Monday, July 20, 2009

Before the Interviews

I have two interviews set up for this week: one for a position I want and one for a job I don’t.
If history is any guide, then I will do better when I don’t want the job. I wish this were not true, but somehow I shine best when I do not give a damn. There’s something so freeing about sitting down and chatting with someone who’s offering a position of little or no interest to me. We can just be ourselves. There’s no worrying. There’s so little in the way of mental maneuvering, no time wasted on wondering what I’m forgetting to say weighing if I’m making the right points in the right way. None of it matters because I simply do not want the job.

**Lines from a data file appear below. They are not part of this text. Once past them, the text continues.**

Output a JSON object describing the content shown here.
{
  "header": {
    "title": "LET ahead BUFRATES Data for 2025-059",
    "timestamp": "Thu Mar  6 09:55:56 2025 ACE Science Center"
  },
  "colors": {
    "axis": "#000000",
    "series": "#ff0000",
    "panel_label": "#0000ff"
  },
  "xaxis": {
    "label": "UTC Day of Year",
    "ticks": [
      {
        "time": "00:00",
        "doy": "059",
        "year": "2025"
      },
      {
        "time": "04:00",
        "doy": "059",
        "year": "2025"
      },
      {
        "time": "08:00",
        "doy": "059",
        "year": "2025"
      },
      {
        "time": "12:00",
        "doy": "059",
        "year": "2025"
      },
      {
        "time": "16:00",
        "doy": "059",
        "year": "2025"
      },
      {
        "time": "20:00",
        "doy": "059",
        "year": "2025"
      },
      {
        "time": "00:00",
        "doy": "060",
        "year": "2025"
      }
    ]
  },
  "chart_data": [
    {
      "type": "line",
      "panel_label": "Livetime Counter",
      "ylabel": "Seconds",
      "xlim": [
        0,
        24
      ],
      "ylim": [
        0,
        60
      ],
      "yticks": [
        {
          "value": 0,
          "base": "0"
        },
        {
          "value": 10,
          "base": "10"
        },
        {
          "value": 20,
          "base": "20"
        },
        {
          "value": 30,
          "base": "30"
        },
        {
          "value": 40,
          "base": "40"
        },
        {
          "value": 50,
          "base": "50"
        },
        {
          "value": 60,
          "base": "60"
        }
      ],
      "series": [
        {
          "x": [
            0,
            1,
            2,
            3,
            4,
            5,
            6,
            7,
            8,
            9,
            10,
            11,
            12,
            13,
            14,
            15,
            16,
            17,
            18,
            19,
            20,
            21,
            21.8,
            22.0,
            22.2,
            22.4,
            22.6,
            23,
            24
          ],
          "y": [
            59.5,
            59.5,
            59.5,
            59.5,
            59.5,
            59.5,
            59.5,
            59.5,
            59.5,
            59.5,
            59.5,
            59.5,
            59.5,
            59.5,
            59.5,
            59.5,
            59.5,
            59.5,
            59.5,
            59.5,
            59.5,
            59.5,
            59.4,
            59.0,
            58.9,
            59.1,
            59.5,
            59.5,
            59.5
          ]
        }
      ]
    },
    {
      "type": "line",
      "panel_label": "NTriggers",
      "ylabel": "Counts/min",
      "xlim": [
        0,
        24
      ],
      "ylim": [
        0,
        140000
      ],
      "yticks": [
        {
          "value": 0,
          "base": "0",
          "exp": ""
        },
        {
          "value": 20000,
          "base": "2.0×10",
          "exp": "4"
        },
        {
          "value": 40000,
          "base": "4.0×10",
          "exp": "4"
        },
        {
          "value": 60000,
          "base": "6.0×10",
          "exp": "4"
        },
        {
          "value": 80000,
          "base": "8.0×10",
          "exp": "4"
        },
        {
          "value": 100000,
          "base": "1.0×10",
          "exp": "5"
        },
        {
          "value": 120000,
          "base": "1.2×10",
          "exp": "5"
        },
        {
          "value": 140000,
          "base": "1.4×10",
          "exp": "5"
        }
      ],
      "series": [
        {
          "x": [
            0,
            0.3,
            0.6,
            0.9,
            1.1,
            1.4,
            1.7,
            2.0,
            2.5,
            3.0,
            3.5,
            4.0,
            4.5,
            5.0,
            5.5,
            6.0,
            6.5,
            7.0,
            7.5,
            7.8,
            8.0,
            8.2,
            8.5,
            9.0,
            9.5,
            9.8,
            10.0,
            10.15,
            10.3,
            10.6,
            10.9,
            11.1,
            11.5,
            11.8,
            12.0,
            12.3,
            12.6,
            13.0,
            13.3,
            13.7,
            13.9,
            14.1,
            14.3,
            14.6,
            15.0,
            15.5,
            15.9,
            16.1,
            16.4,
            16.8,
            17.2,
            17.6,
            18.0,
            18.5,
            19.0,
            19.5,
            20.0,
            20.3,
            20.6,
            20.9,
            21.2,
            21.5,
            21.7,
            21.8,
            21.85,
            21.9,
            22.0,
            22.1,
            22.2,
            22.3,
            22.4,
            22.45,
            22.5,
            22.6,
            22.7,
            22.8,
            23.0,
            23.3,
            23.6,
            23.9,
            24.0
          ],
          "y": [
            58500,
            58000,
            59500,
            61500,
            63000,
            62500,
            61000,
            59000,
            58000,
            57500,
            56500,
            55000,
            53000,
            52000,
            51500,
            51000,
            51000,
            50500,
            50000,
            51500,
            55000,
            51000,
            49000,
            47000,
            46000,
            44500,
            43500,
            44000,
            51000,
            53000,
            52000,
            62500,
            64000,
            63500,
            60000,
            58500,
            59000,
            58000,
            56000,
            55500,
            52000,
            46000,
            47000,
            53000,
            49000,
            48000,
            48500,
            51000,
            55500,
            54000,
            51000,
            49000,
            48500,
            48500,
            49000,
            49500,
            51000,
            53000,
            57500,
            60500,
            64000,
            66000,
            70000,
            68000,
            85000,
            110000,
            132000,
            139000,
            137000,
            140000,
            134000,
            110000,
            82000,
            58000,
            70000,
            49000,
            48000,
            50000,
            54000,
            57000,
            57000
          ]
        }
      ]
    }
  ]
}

Now interviewing for the sake of interviewing feels like a waste of time—mine and someone else’s—but I used to like the sport of it. Ten years ago, when I was last actively seeking employment, I found myself loving the interview process. Back then, my big problem was that I might actually get a job offer after one of those what-the-hell job interviews. Someone would call and say, “Hey, you interviewed for that position at NASA and now we are offering you the job.” And I would respond, “Good Lord, whatever made you think that I am interested in the space program?” Then I would remember that I had been down to Houston and chatted amiably with someone and suddenly I had a job offer from exactly the wrong place.OK, I’m kidding. But the essential truth remains: When I care, I get self-conscious and there are too many things I want to mention and I sit there and wonder what I’ve forgotten. I come across…cloudy, I think, or at least less clear about what makes me a good fit for a dream job. I guess it’s no big surprise: it’s scarier when there’s actually something at stake.